A longa história da difusão das práticas de letramento e de seu aprendizado antes do século XIX baseia-se no fato de que não somente as classes superiores, mas também os trabalhadores em serviços manuais e em ofícios que exigiam alguma habilidade tinham plena capacidade de ler e escrever antes mesmo de o Estado se comprometer com a educação em massa. E o destino comum de todas as categorias ocupacionais demonstra que mesmo as habilitações de menor nível promoveram uma grande transformação nas capacidades, aumentando as realizações por sucessivas gerações.

A MENSURAÇÃO DA ALFABETIZAÇÃO

O que também liga o caso britânico às atuais campanhas de alfabetização é o conceito de mensuração em si. A noção de uma meta - dados quantificáveis das contribuições oficiais - é a base que fundamenta o Estado moderno e que orienta suas ações.

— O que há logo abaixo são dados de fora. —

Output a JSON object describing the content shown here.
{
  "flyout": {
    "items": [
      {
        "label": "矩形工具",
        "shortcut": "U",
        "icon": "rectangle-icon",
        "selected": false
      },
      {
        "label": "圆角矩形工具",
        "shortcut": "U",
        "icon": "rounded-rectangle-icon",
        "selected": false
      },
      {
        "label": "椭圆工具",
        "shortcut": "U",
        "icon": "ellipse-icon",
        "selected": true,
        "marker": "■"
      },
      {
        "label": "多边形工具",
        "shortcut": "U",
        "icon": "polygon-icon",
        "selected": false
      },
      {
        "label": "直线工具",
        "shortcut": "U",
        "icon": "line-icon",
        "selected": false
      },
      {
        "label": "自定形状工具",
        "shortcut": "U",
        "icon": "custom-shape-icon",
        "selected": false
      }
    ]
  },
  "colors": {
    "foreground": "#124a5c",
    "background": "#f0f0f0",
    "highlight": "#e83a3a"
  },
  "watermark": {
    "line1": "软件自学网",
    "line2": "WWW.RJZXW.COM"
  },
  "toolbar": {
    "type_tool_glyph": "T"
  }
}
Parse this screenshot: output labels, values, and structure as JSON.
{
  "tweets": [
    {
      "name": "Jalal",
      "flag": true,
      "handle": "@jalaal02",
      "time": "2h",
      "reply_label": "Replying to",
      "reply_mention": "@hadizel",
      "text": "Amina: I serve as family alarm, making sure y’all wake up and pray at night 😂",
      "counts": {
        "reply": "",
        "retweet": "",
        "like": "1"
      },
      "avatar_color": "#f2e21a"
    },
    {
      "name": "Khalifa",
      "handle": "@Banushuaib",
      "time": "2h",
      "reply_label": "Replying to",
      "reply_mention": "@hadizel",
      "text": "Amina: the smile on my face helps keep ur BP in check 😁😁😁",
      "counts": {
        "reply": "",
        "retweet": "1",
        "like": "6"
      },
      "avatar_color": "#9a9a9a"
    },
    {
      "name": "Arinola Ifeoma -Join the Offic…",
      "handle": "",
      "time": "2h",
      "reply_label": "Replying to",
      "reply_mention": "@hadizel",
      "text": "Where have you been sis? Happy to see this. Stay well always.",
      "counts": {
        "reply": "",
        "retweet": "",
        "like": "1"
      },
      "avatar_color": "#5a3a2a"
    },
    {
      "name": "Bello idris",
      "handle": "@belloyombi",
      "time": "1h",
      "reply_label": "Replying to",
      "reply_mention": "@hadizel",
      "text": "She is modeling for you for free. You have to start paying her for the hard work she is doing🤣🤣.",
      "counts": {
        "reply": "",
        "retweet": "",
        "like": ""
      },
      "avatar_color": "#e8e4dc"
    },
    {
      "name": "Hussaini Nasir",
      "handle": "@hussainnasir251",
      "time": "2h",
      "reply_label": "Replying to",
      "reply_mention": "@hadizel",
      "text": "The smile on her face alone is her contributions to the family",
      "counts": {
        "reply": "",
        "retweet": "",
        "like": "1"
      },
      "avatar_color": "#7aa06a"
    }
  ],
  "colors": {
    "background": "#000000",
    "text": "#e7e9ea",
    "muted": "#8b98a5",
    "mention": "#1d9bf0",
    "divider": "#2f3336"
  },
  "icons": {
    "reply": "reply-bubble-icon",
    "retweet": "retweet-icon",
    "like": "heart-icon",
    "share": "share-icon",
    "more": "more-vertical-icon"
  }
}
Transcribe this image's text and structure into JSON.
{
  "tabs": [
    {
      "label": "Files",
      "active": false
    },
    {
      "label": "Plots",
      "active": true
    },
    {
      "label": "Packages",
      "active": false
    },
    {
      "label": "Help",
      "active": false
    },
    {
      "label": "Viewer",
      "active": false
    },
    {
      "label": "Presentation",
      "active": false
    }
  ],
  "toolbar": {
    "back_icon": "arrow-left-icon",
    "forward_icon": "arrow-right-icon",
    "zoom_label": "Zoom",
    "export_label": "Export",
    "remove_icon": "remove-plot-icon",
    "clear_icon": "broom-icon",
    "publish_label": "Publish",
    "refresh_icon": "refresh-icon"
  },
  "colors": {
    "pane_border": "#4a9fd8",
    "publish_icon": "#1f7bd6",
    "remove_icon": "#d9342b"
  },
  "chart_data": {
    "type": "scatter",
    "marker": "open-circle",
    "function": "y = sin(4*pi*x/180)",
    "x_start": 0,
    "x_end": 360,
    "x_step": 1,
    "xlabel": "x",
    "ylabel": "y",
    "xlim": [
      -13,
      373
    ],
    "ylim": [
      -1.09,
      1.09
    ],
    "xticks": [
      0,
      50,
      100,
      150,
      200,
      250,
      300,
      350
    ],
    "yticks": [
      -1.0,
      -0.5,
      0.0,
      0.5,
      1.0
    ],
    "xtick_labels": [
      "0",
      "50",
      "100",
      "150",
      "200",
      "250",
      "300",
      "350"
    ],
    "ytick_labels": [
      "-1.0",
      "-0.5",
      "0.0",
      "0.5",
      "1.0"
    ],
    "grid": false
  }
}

Assim, a Grã-Bretanha pode reclamar para si o crédito de ter inventado o gráfico de analfabetismo, a linha única, sempre descendente e com ocasionais desacelerações ou reversões, dividindo a população em dois grupos distintos. Essa forma de avaliação estatística tornou-se possível por meio de uma série de inovações administrativas que se seguiram à Reforma de 1832, particularmente nos registros de nascimentos, mortes e casamentos - Reforma de 1836. Isso exigiu a realização de registros padronizados de casamentos que solicitavam a assinatura com o nome ou com uma cruz, pela noiva e pelo noivo, além de duas testemunhas. Tão logo foram colhidos os dados, Thomas Lister, o então secretário-geral de Registros da Inglaterra e de Gales, publicou essas informações como uma primeira tentativa, produzida por um Estado moderno, para estimar o capital cultural de toda uma nação. Além das tabelas com nascimentos, mortes e casamentos, ele incluiu uma nova maneira de medir a saúde do país:

Quase todos os casamentos são devidamente registrados, e todo registro é assinado pelas partes; por aqueles que são capazes de assinar o nome, e por aqueles que não o são, ou mesmo pelos que escrevem de maneira imperfeita, fazendo suas marcas pessoais. Consequentemente, a quantificação desses tipos de casos, nos quais as marcas são feitas, mostrarão a proporção dos que não sabem escrever de maneira alguma e dos que escrevem de maneira imperfeita. (Porter, 1843, p. 277)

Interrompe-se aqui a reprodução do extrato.